Moins considérable que l’œuvre de Lysias, l’œuvre d’Isée est bien loin aussi de nous être arrivée complète. On n’a en tout de lui que onze discours entiers, auxquels il faut ajouter des fragmens d’une quarantaine d’autres, fragmens dont l’un, cité par Denys d’Halicarnasse, est long et fort intéressant ; les autres se réduisent à quelques lignes où à quelques mots allégués par les grammairiens pour fixer le sens d’un terme de l’ancienne langue.
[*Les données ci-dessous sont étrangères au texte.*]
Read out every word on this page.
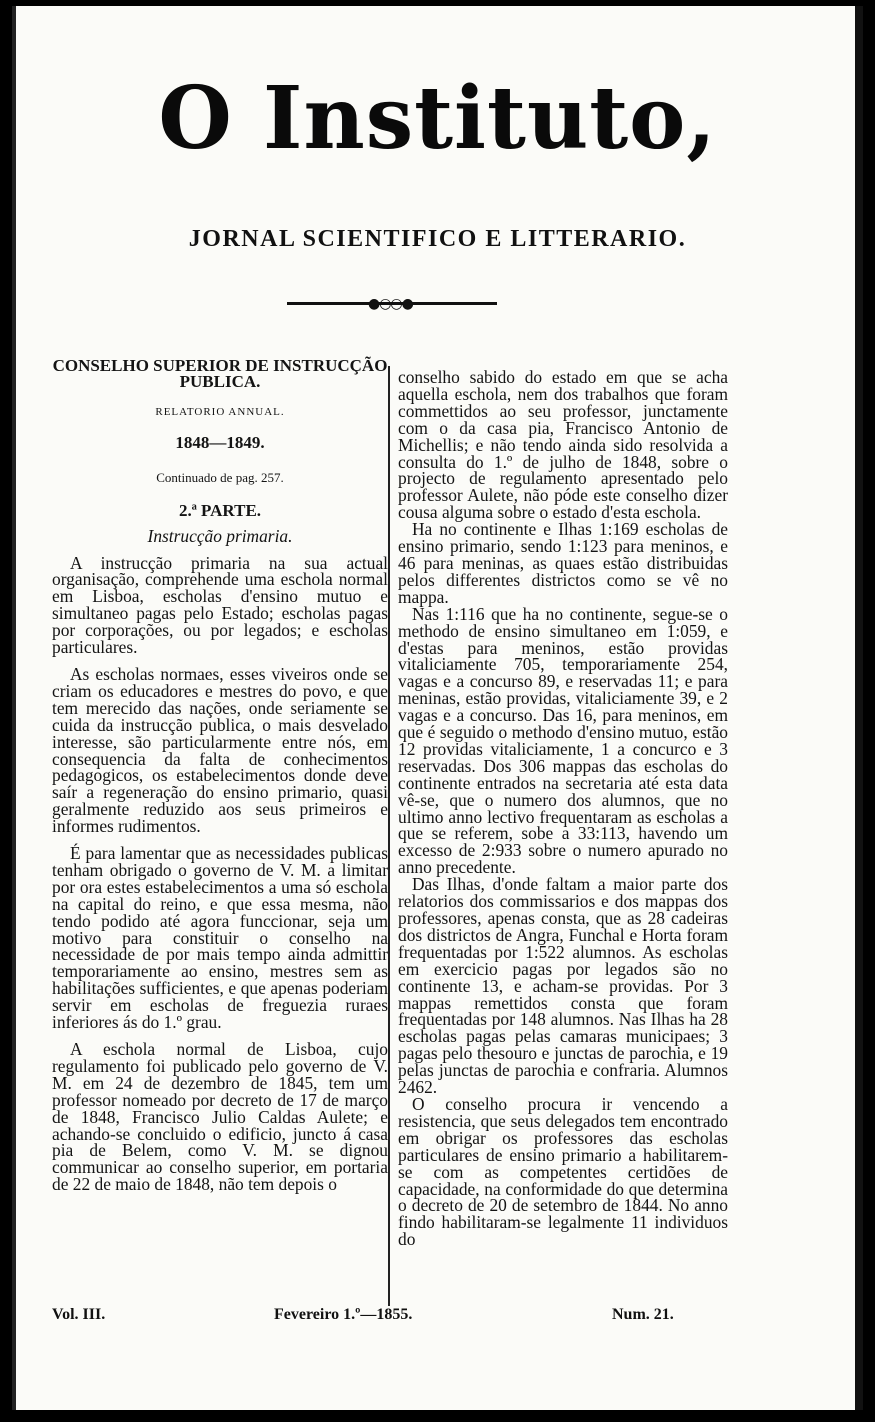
O Instituto,
JORNAL SCIENTIFICO E LITTERARIO.
●○○●

CONSELHO SUPERIOR DE INSTRUCÇÃO PUBLICA.

RELATORIO ANNUAL.

1848—1849.

Continuado de pag. 257.

2.ª PARTE.

Instrucção primaria.

A instrucção primaria na sua actual organisação, comprehende uma eschola normal em Lisboa, escholas d'ensino mutuo e simultaneo pagas pelo Estado; escholas pagas por corporações, ou por legados; e escholas particulares.

As escholas normaes, esses viveiros onde se criam os educadores e mestres do povo, e que tem merecido das nações, onde seriamente se cuida da instrucção publica, o mais desvelado interesse, são particularmente entre nós, em consequencia da falta de conhecimentos pedagogicos, os estabelecimentos donde deve saír a regeneração do ensino primario, quasi geralmente reduzido aos seus primeiros e informes rudimentos.

É para lamentar que as necessidades publicas tenham obrigado o governo de V. M. a limitar por ora estes estabelecimentos a uma só eschola na capital do reino, e que essa mesma, não tendo podido até agora funccionar, seja um motivo para constituir o conselho na necessidade de por mais tempo ainda admittir temporariamente ao ensino, mestres sem as habilitações sufficientes, e que apenas poderiam servir em escholas de freguezia ruraes inferiores ás do 1.º grau.

A eschola normal de Lisboa, cujo regulamento foi publicado pelo governo de V. M. em 24 de dezembro de 1845, tem um professor nomeado por decreto de 17 de março de 1848, Francisco Julio Caldas Aulete; e achando-se concluido o edificio, juncto á casa pia de Belem, como V. M. se dignou communicar ao conselho superior, em portaria de 22 de maio de 1848, não tem depois o

conselho sabido do estado em que se acha aquella eschola, nem dos trabalhos que foram commettidos ao seu professor, junctamente com o da casa pia, Francisco Antonio de Michellis; e não tendo ainda sido resolvida a consulta do 1.º de julho de 1848, sobre o projecto de regulamento apresentado pelo professor Aulete, não póde este conselho dizer cousa alguma sobre o estado d'esta eschola.

Ha no continente e Ilhas 1:169 escholas de ensino primario, sendo 1:123 para meninos, e 46 para meninas, as quaes estão distribuidas pelos differentes districtos como se vê no mappa.

Nas 1:116 que ha no continente, segue-se o methodo de ensino simultaneo em 1:059, e d'estas para meninos, estão providas vitaliciamente 705, temporariamente 254, vagas e a concurso 89, e reservadas 11; e para meninas, estão providas, vitaliciamente 39, e 2 vagas e a concurso. Das 16, para meninos, em que é seguido o methodo d'ensino mutuo, estão 12 providas vitaliciamente, 1 a concurco e 3 reservadas. Dos 306 mappas das escholas do continente entrados na secretaria até esta data vê-se, que o numero dos alumnos, que no ultimo anno lectivo frequentaram as escholas a que se referem, sobe a 33:113, havendo um excesso de 2:933 sobre o numero apurado no anno precedente.

Das Ilhas, d'onde faltam a maior parte dos relatorios dos commissarios e dos mappas dos professores, apenas consta, que as 28 cadeiras dos districtos de Angra, Funchal e Horta foram frequentadas por 1:522 alumnos. As escholas em exercicio pagas por legados são no continente 13, e acham-se providas. Por 3 mappas remettidos consta que foram frequentadas por 148 alumnos. Nas Ilhas ha 28 escholas pagas pelas camaras municipaes; 3 pagas pelo thesouro e junctas de parochia, e 19 pelas junctas de parochia e confraria. Alumnos 2462.

O conselho procura ir vencendo a resistencia, que seus delegados tem encontrado em obrigar os professores das escholas particulares de ensino primario a habilitarem-se com as competentes certidões de capacidade, na conformidade do que determina o decreto de 20 de setembro de 1844. No anno findo habilitaram-se legalmente 11 individuos do

Vol. III.	Fevereiro 1.º—1855.	Num. 21.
En tout cas, la collection des discours d’Isée ne présenterait pas la même variété que celle des discours de Lysias : il ne s’est point essayé dans le discours politique ni dans le discours d’apparat ; des trois genres que reconnaissait l’école, il n’en a cultivé qu’un, le genre judiciaire. Au barreau même, il paraît avoir en sa spécialité : c’était, comme on dirait aujourd’hui, un avocat de causes civiles. Parmi les discours dont nous avons les titres, presque tous ceux dont on peut deviner le sujet ont trait à des questions de propriété ou d’état ; les onze qui nous restent se rapportent à de contestations d’héritage, et on voit par les fragmens qu’un certain nombre de plaidoyers analogues ont été perdus.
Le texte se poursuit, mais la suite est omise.